The collection’s cuddlier images include an acrylic painting of a giraffe by Dave Muller in the emergency room, serigraphic prints of two pandas by Rob Pruitt on an upper floor, and photographs of pets by Hirsch Perlman that children can hang in their rooms. But the art is not geared primarily to children.
“I said, we’re not going to dumb it down to kids, it’s going to reflect our tastes,” Mr. Eisenberg said. Nor does he kowtow to parents, some of whom, he said, object to seeing Elizabeth Peyton’s portrait of the rapper Eminem in a waiting room.
Mr. Eisenberg helped devise what Ms. Mittan called a “clean and pristine plan” for the hospital’s art program, focusing on work by primarily young and cutting-edge artists. Many of the artists donated their work to the hospital, as did some galleries and museums. In addition, the Eisenbergs, along with other donors, lent the hospital works from their personal collections. Ms. Mittan estimated the value of the hospital’s current collection at $1.75 million. Funds for the program, including insurance premiums, are all donated. Ms. Harrison, whom Mr. Eisenberg called “one of my favorite artists,” donated “Sunsets,” a series of color photographs based on a picture postcard.
“I contributed the work because Marty asked me to,” Ms. Harrison, who grew up in Hastings-on-Hudson, wrote in an e-mail message. “Who doesn’t want to help sick kids?”

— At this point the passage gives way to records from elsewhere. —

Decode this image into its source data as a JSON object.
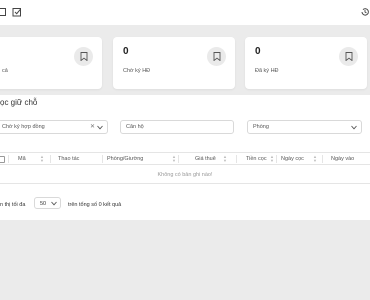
{
  "summary_cards": [
    {
      "value": "",
      "label": "cả"
    },
    {
      "value": "0",
      "label": "Chờ ký HĐ"
    },
    {
      "value": "0",
      "label": "Đã ký HĐ"
    }
  ],
  "section": {
    "title": "ọc giữ chỗ"
  },
  "filters": {
    "status_select": "Chờ ký hợp đồng",
    "apartment_select": "Căn hộ",
    "room_select": "Phòng"
  },
  "table": {
    "columns": [
      "Mã",
      "Thao tác",
      "Phòng/Giường",
      "Giá thuê",
      "Tiền cọc",
      "Ngày cọc",
      "Ngày vào"
    ],
    "empty_message": "Không có bản ghi nào!"
  },
  "pagination": {
    "prefix": "n thị tối đa",
    "page_size": "50",
    "suffix": "trên tổng số 0 kết quả"
  },
  "colors": {
    "background": "#ebebeb",
    "panel": "#ffffff",
    "border": "#d9d9d9"
  }
}
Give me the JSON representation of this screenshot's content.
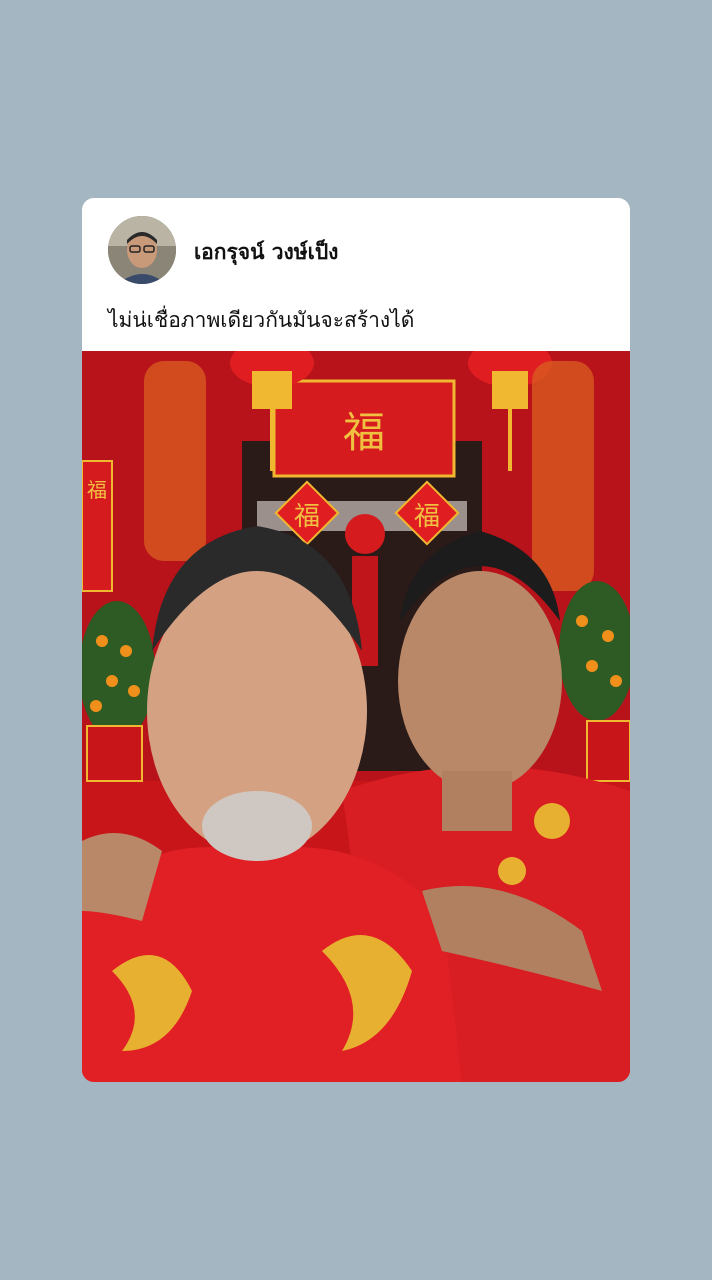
{
  "post": {
    "author_name": "เอกรุจน์ วงษ์เป็ง",
    "caption": "ไม่น่เชื่อภาพเดียวกันมันจะสร้างได้",
    "avatar_icon": "user-avatar",
    "photo": {
      "description_icon": "photo",
      "sign_characters": [
        "福",
        "福",
        "福",
        "福"
      ]
    }
  },
  "colors": {
    "background": "#a4b6c1",
    "card": "#ffffff",
    "red": "#d01818",
    "gold": "#f0b830"
  }
}
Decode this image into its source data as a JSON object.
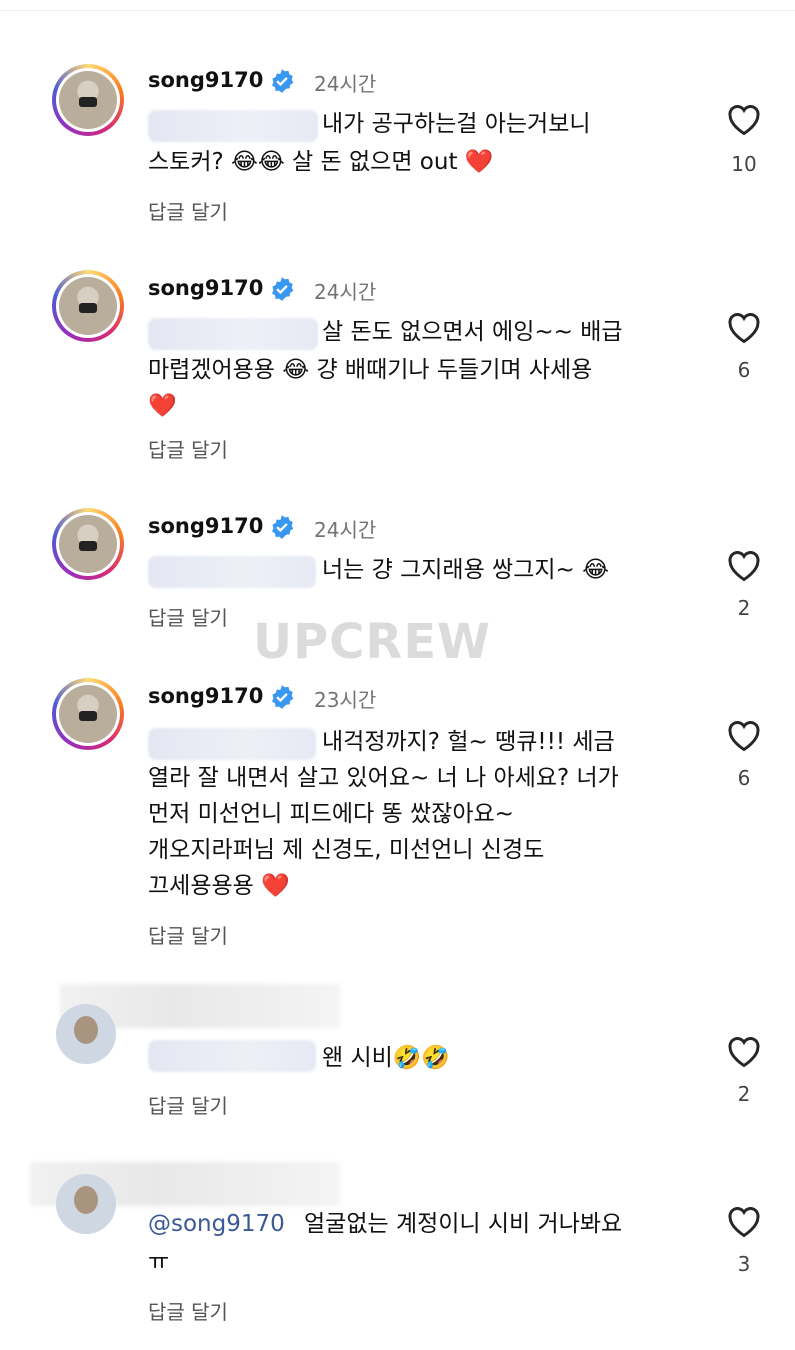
{
  "watermark": "UPCREW",
  "comments": [
    {
      "username": "song9170",
      "time": "24시간",
      "lines": [
        "내가 공구하는걸 아는거보니",
        "스토커? 😂😂 살 돈 없으면 out ❤️"
      ],
      "reply": "답글 달기",
      "likes": "10",
      "avatar": "profile-photo"
    },
    {
      "username": "song9170",
      "time": "24시간",
      "lines": [
        "살 돈도 없으면서 에잉~~ 배급",
        "마렵겠어용용 😂 걍 배때기나 두들기며 사세용",
        "❤️"
      ],
      "reply": "답글 달기",
      "likes": "6",
      "avatar": "profile-photo"
    },
    {
      "username": "song9170",
      "time": "24시간",
      "lines": [
        "너는 걍 그지래용 쌍그지~ 😂"
      ],
      "reply": "답글 달기",
      "likes": "2",
      "avatar": "profile-photo"
    },
    {
      "username": "song9170",
      "time": "23시간",
      "lines": [
        "내걱정까지? 헐~ 땡큐!!! 세금",
        "열라 잘 내면서 살고 있어요~ 너 나 아세요? 너가",
        "먼저 미선언니 피드에다 똥 쌌잖아요~",
        "개오지라퍼님 제 신경도, 미선언니 신경도",
        "끄세용용용 ❤️"
      ],
      "reply": "답글 달기",
      "likes": "6",
      "avatar": "profile-photo"
    },
    {
      "lines": [
        "왠 시비🤣🤣"
      ],
      "reply": "답글 달기",
      "likes": "2",
      "avatar": "blurred-user"
    },
    {
      "mention": "@song9170",
      "lines": [
        "얼굴없는 계정이니 시비 거나봐요",
        "ㅠ"
      ],
      "reply": "답글 달기",
      "likes": "3",
      "avatar": "blurred-user"
    }
  ],
  "colors": {
    "verified": "#3897f0",
    "muted": "#737373",
    "heart_outline": "#262626"
  }
}
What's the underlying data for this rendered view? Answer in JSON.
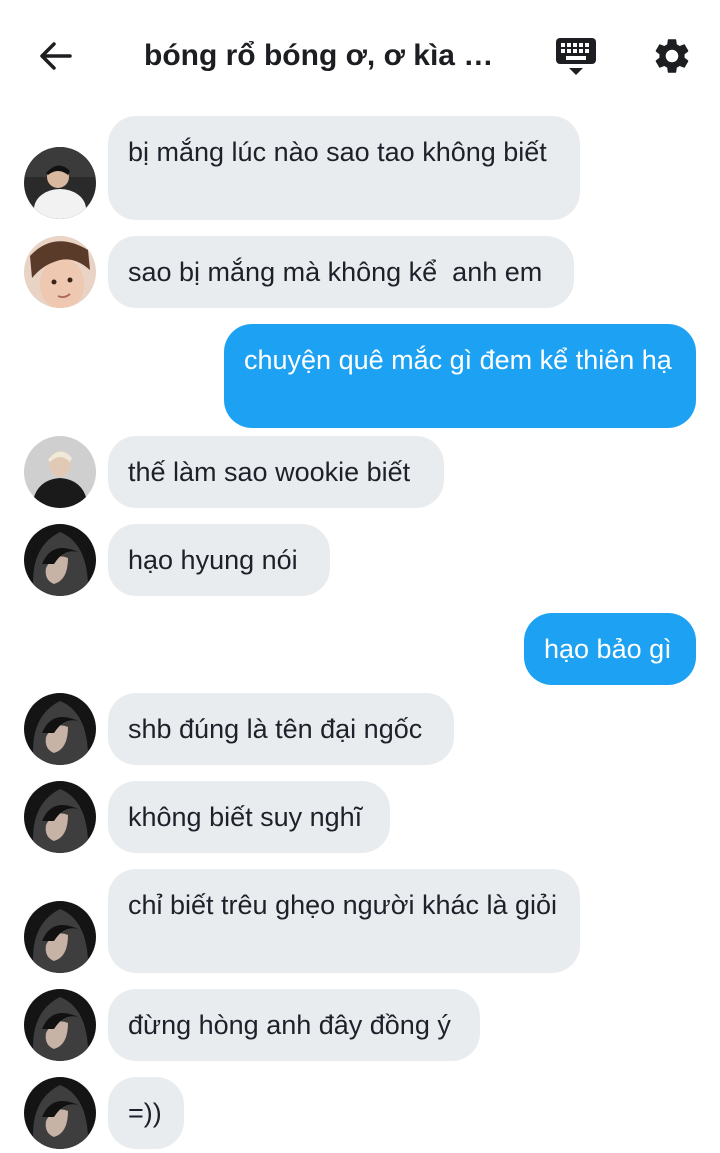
{
  "header": {
    "title": "bóng rổ bóng ơ, ơ kìa b..."
  },
  "colors": {
    "incoming_bubble": "#e9ecef",
    "outgoing_bubble": "#1da1f2",
    "text_dark": "#1d2129"
  },
  "messages": [
    {
      "direction": "in",
      "avatar": "avatar-white-shirt",
      "text": "bị mắng lúc nào sao tao không biết"
    },
    {
      "direction": "in",
      "avatar": "avatar-brown-hair",
      "text": "sao bị mắng mà không kể  anh em"
    },
    {
      "direction": "out",
      "text": "chuyện quê mắc gì đem kể thiên hạ"
    },
    {
      "direction": "in",
      "avatar": "avatar-blond-black-jacket",
      "text": "thế làm sao wookie biết"
    },
    {
      "direction": "in",
      "avatar": "avatar-dark-hood",
      "text": "hạo hyung nói"
    },
    {
      "direction": "out",
      "text": "hạo bảo gì"
    },
    {
      "direction": "in",
      "avatar": "avatar-dark-hood",
      "text": "shb đúng là tên đại ngốc"
    },
    {
      "direction": "in",
      "avatar": "avatar-dark-hood",
      "text": "không biết suy nghĩ"
    },
    {
      "direction": "in",
      "avatar": "avatar-dark-hood",
      "text": "chỉ biết trêu ghẹo người khác là giỏi"
    },
    {
      "direction": "in",
      "avatar": "avatar-dark-hood",
      "text": "đừng hòng anh đây đồng ý"
    },
    {
      "direction": "in",
      "avatar": "avatar-dark-hood",
      "text": "=))"
    }
  ]
}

On a recent tour of the artwork, Mr. Eisenberg started with a giant, curving saltwater aquarium in the lobby that is based on a design he commissioned from Vito Acconci. With a pathway between its two sections that is wide enough for wheelchairs and gurneys, it is popular with patients and visitors alike.
Another eye-popping work in the lobby is a fanciful baroque bridge, “Satinstein,” by Rachel Feinstein, which hangs over a small stage.
Explanatory plaques hanging at a child’s eye level next to the artworks were written by Jessica Anenberg, a child-life specialist who coordinates the hospital’s art studio. Ms. Anenberg said she took young patients to see works like Mr. Koons’s playful “Cut Out” or Kelley Walker’s “Marantz Turntable,” a print suggestive of music, in the hope that they would be stimulated to express themselves in paint, clay or printmaking.
“It gives them an outlet if they’re going through a difficult diagnosis or a new therapy,” she said.